Four Questions for George David Clark

Poet George David Clark reads at the Pratt Wednesday, February 26, with James Arthur.

What books have you loved lately?
I first read A.E. Stallings’ Like a little more than a year ago, but I picked it up again last week as I prepare to teach the collection later this semester. It is a brilliant book: even more formally inventive and ambitious than the poet’s earlier work, and Like also showcases the incredible insight and nuance of Stallings’ metaphors. James Arthur’s The Suicide’s Son is another collection I find I’m always recommending. There isn’t another poet writing today who has such a subtle command of free verse rhythms, or who can use that rhythm to so skillfully skewer his readers. It’s really going to be an incredible treat to read with James at the Pratt.

What’s one of your favorite lines of poetry or sentences from a poem?
A few lines I suppose, but what pops into my head at this question today is the beginning of Wallace Stevens’ The Well-Dressed Man with a Beard:

“After the final no there comes a yes / And on that yes the future world depends. / No was the night. Yes is this present sun.”

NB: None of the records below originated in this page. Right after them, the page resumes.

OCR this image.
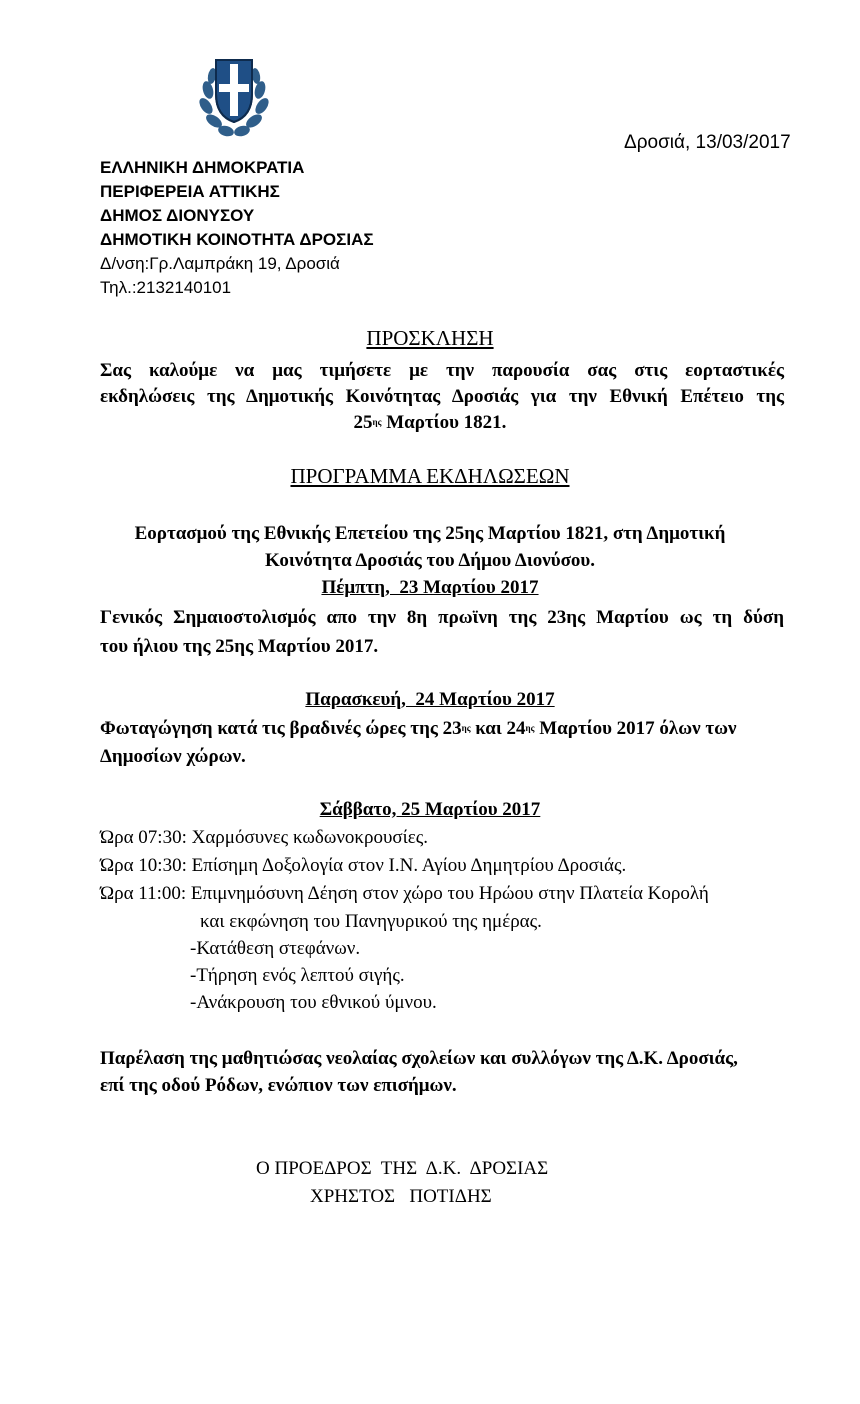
Δροσιά, 13/03/2017
ΕΛΛΗΝΙΚΗ ΔΗΜΟΚΡΑΤΙΑ
ΠΕΡΙΦΕΡΕΙΑ ΑΤΤΙΚΗΣ
ΔΗΜΟΣ ΔΙΟΝΥΣΟΥ
ΔΗΜΟΤΙΚΗ ΚΟΙΝΟΤΗΤΑ ΔΡΟΣΙΑΣ
Δ/νση:Γρ.Λαμπράκη 19, Δροσιά
Τηλ.:2132140101
ΠΡΟΣΚΛΗΣΗ
Σας καλούμε να μας τιμήσετε με την παρουσία σας στις εορταστικές
εκδηλώσεις της Δημοτικής Κοινότητας Δροσιάς για την Εθνική Επέτειο της
$25^{\eta\varsigma}$ Μαρτίου 1821.
ΠΡΟΓΡΑΜΜΑ ΕΚΔΗΛΩΣΕΩΝ
Εορτασμού της Εθνικής Επετείου της 25ης Μαρτίου 1821, στη Δημοτική
Κοινότητα Δροσιάς του Δήμου Διονύσου.
Πέμπτη,  23 Μαρτίου 2017
Γενικός Σημαιοστολισμός απο την 8η πρωϊνη της 23ης Μαρτίου ως τη δύση
του ήλιου της 25ης Μαρτίου 2017.
Παρασκευή,  24 Μαρτίου 2017
Φωταγώγηση κατά τις βραδινές ώρες της $23^{\eta\varsigma}$ και $24^{\eta\varsigma}$ Μαρτίου 2017 όλων των
Δημοσίων χώρων.
Σάββατο, 25 Μαρτίου 2017
Ώρα 07:30: Χαρμόσυνες κωδωνοκρουσίες.
Ώρα 10:30: Επίσημη Δοξολογία στον Ι.Ν. Αγίου Δημητρίου Δροσιάς.
Ώρα 11:00: Επιμνημόσυνη Δέηση στον χώρο του Ηρώου στην Πλατεία Κορολή
και εκφώνηση του Πανηγυρικού της ημέρας.
-Κατάθεση στεφάνων.
-Τήρηση ενός λεπτού σιγής.
-Ανάκρουση του εθνικού ύμνου.
Παρέλαση της μαθητιώσας νεολαίας σχολείων και συλλόγων της Δ.Κ. Δροσιάς,
επί της οδού Ρόδων, ενώπιον των επισήμων.
Ο ΠΡΟΕΔΡΟΣ  ΤΗΣ  Δ.Κ.  ΔΡΟΣΙΑΣ
ΧΡΗΣΤΟΣ   ΠΟΤΙΔΗΣ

How did you pick the title of your new book?
Just a couple weeks after my wife and I were married she underwent an emergency surgery to remove a large, ovarian cyst. Then, in the aftermath of that procedure she went on a synthetic morphine, dilaudid, one side effect of which is extreme sleepiness. For the next several weeks Elisabeth was spending 20+ hours each day in bed. I’d leave her sleeping when I went to work and find her still unconscious when I came home in the evening. It was a strange way to begin a marriage and I started writing a series of reveilles—“Reveille” being a French word for waking and, in English, the term for the bugle call that rouses soldiers in the morning. At first my reveilles simply imagined my wife’s waking and her return to health, but soon the theme of waking seemed productive to my imagination well beyond its autobiographical trigger. The book is not about me or my wife directly, but Reveille ultimately seemed about right as an overarching title for the dreams and fantasies, lullabies, and awakenings that tie the collection together.

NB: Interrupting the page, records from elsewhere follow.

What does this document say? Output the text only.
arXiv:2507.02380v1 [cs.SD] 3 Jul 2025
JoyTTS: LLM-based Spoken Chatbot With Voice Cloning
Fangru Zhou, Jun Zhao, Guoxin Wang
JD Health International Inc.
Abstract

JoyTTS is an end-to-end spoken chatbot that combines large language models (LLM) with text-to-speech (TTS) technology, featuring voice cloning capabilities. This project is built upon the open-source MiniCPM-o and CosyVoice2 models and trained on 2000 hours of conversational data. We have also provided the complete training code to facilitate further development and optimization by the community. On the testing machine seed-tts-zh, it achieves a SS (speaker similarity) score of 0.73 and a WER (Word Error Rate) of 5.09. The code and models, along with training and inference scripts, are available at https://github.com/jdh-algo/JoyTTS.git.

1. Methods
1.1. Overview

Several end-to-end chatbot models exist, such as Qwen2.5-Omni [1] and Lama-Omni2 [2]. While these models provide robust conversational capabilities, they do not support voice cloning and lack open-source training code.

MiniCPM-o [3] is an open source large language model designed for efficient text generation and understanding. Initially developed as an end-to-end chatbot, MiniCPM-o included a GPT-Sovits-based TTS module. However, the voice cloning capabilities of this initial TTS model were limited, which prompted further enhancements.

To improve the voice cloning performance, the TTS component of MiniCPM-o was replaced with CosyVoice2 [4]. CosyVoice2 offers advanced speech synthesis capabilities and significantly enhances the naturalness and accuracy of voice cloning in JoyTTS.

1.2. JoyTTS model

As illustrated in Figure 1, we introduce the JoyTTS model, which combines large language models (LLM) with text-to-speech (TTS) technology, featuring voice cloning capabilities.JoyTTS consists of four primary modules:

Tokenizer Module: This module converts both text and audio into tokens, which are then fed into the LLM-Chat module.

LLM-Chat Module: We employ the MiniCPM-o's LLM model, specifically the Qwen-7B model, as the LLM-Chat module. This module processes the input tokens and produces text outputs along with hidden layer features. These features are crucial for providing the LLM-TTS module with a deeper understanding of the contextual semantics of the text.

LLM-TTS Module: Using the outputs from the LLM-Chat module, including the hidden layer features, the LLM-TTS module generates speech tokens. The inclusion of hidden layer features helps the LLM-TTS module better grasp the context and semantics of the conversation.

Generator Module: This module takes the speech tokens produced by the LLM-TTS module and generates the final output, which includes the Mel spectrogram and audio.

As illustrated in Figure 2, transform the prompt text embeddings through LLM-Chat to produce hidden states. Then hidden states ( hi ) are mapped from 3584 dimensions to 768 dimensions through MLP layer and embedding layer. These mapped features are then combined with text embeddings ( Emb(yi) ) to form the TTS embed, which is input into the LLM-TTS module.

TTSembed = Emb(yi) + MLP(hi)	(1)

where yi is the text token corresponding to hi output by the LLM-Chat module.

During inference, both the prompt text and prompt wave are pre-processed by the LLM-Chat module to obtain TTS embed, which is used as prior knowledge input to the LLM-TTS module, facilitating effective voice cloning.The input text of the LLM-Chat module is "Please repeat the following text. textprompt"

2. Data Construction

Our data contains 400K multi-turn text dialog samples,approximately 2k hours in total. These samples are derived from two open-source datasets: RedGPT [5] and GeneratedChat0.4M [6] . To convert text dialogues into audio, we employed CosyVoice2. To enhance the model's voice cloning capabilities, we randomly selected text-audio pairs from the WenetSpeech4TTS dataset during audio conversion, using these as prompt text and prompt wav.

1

Which of your poems do you most enjoy reading to an audience, and why?
It’s always nice to share something that will get a few laughs, but lately I’ve been writing poems that are particularly dense in their sounds, many of them deliberately-rhythmed and heavily-rhymed. Poems with debts to Hopkins, and to contemporary poets like Heather McHugh and Christian Wiman and Kay Ryan. These are a great deal of fun to read aloud. They seem to sing themselves at times and help me get as much feeling as I can into my spoken voice.